Langkah strategis yang diambil Asosiasi Eksportir dan Produsen Handicraft Indonesia (ASEPHI) bersama Mediatama Event ini terasa sangat relevan. Mengingat sebagian besar denyut nadi industri kriya di pelosok daerah digerakkan oleh tangan-tangan terampil perempuan. Mereka bukan sekadar perajin, namun penjaga warisan budaya sekaligus tulang punggung ekonomi keluarga.
Ketua Umum BPP ASEPHI, Dr. H. Muchsin Ridjan, SE., MM, mengungkapkan bahwa pameran ini didedikasikan untuk mengapresiasi ketekunan para perempuan tersebut. “Mereka bukan hanya menciptakan produk, tetapi juga merawat tradisi, mengelola usaha, dan memastikan keberlanjutan ekonomi keluarga serta komunitas,” ujarnya dalam konferensi pers di JICC.

Optimisme menyeruak di balik luas area pameran yang mencapai 24.941 meter persegi ini. ASEPHI mematok target yang tak main-main, yakni kunjungan 100.000 orang dengan nilai transaksi ritel diproyeksikan menyentuh angka Rp102,5 miliar. Angka ini merupakan lonjakan signifikan dibandingkan capaian tahun 2025 yang tercatat sebesar Rp81 miliar.

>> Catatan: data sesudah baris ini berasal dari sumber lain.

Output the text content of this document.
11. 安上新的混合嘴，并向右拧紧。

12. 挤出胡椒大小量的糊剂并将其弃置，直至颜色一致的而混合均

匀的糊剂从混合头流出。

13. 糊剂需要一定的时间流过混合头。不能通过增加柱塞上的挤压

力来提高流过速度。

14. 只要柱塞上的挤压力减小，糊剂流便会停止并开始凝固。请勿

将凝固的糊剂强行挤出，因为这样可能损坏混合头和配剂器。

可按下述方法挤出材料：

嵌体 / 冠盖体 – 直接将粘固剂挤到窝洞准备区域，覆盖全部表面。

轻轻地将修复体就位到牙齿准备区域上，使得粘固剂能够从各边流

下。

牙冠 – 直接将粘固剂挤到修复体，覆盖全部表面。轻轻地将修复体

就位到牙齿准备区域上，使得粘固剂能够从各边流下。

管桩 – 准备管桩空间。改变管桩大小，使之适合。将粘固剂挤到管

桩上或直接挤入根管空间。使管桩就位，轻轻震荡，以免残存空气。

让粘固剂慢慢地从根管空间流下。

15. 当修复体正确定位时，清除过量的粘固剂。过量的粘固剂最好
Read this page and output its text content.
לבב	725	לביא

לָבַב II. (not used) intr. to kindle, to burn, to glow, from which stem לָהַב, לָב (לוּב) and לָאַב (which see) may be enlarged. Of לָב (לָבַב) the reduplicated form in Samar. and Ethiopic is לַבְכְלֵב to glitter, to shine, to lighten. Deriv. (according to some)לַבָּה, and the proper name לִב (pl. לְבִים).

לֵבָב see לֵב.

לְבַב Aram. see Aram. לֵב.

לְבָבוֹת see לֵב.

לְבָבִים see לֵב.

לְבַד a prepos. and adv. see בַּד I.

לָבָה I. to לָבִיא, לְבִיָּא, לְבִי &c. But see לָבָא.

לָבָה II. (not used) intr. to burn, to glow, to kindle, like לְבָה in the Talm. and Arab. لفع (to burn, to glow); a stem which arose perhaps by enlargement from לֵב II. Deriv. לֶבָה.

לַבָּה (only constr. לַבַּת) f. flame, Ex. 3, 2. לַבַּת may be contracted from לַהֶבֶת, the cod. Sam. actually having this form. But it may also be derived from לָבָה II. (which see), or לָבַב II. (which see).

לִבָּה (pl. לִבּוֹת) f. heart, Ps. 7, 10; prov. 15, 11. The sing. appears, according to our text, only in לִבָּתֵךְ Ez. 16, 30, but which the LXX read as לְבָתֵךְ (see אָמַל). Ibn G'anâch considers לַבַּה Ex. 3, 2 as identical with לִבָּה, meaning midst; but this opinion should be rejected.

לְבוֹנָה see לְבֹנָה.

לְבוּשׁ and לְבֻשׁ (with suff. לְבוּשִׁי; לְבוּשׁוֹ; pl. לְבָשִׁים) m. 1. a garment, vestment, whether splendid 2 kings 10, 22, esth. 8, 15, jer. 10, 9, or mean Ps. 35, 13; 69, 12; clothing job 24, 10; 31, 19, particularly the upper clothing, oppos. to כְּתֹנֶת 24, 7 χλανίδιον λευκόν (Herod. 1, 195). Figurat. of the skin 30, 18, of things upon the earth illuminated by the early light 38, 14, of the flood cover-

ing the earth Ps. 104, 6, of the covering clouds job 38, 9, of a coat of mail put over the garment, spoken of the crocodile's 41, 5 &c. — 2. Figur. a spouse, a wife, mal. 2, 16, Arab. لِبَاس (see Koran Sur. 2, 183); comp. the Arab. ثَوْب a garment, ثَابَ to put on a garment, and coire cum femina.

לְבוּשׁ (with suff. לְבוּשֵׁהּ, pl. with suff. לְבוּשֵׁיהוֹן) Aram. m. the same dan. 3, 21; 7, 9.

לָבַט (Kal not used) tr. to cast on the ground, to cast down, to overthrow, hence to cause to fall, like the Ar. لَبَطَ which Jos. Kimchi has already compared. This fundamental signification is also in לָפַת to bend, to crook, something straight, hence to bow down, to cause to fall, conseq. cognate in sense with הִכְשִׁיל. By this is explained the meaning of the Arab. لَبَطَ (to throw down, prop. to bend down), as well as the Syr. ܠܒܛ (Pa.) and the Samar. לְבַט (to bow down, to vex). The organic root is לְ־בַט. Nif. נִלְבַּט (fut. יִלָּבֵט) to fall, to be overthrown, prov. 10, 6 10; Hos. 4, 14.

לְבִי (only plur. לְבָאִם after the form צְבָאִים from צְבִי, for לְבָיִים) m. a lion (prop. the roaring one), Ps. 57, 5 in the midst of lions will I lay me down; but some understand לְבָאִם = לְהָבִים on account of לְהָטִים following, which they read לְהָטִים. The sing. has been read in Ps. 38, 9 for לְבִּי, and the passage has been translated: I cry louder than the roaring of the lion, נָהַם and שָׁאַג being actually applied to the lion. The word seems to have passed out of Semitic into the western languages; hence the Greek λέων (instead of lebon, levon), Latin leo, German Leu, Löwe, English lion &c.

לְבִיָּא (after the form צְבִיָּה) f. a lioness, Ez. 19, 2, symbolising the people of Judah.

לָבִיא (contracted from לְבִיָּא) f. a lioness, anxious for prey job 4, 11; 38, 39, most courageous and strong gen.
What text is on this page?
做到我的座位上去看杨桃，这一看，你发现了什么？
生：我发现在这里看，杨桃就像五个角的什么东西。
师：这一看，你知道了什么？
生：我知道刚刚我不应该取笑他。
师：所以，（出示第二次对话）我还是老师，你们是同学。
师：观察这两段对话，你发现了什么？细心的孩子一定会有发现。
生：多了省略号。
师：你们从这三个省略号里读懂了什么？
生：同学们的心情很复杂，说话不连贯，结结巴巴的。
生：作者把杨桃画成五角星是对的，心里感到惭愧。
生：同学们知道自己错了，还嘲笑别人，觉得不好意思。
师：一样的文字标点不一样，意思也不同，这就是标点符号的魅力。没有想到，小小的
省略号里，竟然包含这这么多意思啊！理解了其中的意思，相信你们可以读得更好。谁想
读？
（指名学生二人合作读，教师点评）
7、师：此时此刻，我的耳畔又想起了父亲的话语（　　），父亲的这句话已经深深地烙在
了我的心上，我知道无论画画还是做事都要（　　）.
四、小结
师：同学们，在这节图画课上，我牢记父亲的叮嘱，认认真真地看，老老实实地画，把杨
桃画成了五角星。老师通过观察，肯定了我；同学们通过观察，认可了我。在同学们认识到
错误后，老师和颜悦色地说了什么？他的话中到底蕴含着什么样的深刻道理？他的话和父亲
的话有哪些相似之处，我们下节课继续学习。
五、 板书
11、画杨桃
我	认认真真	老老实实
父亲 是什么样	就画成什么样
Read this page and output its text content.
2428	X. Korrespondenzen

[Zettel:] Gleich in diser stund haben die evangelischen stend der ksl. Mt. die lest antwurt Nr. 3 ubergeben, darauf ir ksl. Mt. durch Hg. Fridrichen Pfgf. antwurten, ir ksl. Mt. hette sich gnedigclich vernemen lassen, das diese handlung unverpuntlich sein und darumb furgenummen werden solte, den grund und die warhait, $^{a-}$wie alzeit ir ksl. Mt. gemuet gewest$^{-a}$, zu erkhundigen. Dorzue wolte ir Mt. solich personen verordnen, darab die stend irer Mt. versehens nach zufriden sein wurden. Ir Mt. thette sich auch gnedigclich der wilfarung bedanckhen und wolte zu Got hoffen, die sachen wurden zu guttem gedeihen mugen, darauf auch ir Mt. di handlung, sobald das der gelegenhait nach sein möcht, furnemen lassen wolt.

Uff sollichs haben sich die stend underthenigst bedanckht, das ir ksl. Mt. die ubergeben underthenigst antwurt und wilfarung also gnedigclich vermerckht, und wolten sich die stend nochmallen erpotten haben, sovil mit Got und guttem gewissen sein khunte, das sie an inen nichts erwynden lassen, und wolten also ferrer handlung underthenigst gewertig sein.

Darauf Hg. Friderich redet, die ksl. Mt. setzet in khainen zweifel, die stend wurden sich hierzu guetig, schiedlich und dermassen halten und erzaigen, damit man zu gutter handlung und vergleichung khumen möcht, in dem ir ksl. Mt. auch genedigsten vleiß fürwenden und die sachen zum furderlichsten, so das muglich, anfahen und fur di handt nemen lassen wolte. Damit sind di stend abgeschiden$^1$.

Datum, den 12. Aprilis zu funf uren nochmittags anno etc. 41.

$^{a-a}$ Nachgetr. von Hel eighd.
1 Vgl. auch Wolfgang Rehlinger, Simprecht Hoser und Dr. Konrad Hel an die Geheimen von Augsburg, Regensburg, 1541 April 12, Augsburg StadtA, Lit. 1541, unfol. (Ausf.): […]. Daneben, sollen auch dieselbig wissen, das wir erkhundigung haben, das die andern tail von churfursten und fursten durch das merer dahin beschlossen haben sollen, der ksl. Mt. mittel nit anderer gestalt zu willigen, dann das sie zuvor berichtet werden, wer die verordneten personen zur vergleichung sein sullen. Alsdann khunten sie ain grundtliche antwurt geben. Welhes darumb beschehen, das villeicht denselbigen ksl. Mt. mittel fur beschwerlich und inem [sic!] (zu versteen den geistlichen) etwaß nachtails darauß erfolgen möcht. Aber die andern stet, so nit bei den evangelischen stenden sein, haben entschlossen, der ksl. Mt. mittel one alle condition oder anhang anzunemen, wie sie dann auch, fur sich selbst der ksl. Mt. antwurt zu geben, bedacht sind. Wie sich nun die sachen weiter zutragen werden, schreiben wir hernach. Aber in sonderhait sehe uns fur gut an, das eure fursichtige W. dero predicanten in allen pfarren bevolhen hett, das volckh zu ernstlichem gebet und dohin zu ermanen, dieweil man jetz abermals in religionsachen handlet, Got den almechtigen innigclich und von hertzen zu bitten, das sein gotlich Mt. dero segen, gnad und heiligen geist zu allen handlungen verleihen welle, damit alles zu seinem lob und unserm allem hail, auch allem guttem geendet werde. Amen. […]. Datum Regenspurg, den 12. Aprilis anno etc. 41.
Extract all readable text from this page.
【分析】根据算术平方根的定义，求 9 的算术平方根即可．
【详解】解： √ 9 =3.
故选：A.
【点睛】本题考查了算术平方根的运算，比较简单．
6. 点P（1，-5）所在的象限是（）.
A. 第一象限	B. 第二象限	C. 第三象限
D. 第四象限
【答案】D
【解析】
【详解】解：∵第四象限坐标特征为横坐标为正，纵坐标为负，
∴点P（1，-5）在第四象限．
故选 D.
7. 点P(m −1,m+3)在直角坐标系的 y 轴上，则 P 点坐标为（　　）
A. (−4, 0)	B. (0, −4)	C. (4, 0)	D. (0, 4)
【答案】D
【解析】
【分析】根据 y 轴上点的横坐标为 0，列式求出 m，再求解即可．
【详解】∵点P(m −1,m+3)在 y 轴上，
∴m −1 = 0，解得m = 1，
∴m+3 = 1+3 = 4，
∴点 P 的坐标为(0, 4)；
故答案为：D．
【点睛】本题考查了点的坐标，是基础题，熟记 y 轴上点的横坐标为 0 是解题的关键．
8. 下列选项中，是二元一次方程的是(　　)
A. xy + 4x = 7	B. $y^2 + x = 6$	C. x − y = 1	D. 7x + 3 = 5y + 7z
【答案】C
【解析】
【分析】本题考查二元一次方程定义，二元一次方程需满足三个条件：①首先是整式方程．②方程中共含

Muchsin Ridjan menegaskan bahwa kepercayaan diri ini didasarkan pada tren pemulihan pasar yang mulai stabil. “Target transaksi kita dibandingkan tahun lalu harapannya di atas Rp100 miliar,” ujar Muchsin. Tak hanya pasar domestik, Inacraft 2026 juga membidik kontrak dagang internasional sebesar US$ 1,5 juta melalui program buyer matching yang melibatkan sekitar 1.000 pembeli dari mancanegara, mulai dari Jepang, Amerika Serikat, hingga Prancis dan Maroko.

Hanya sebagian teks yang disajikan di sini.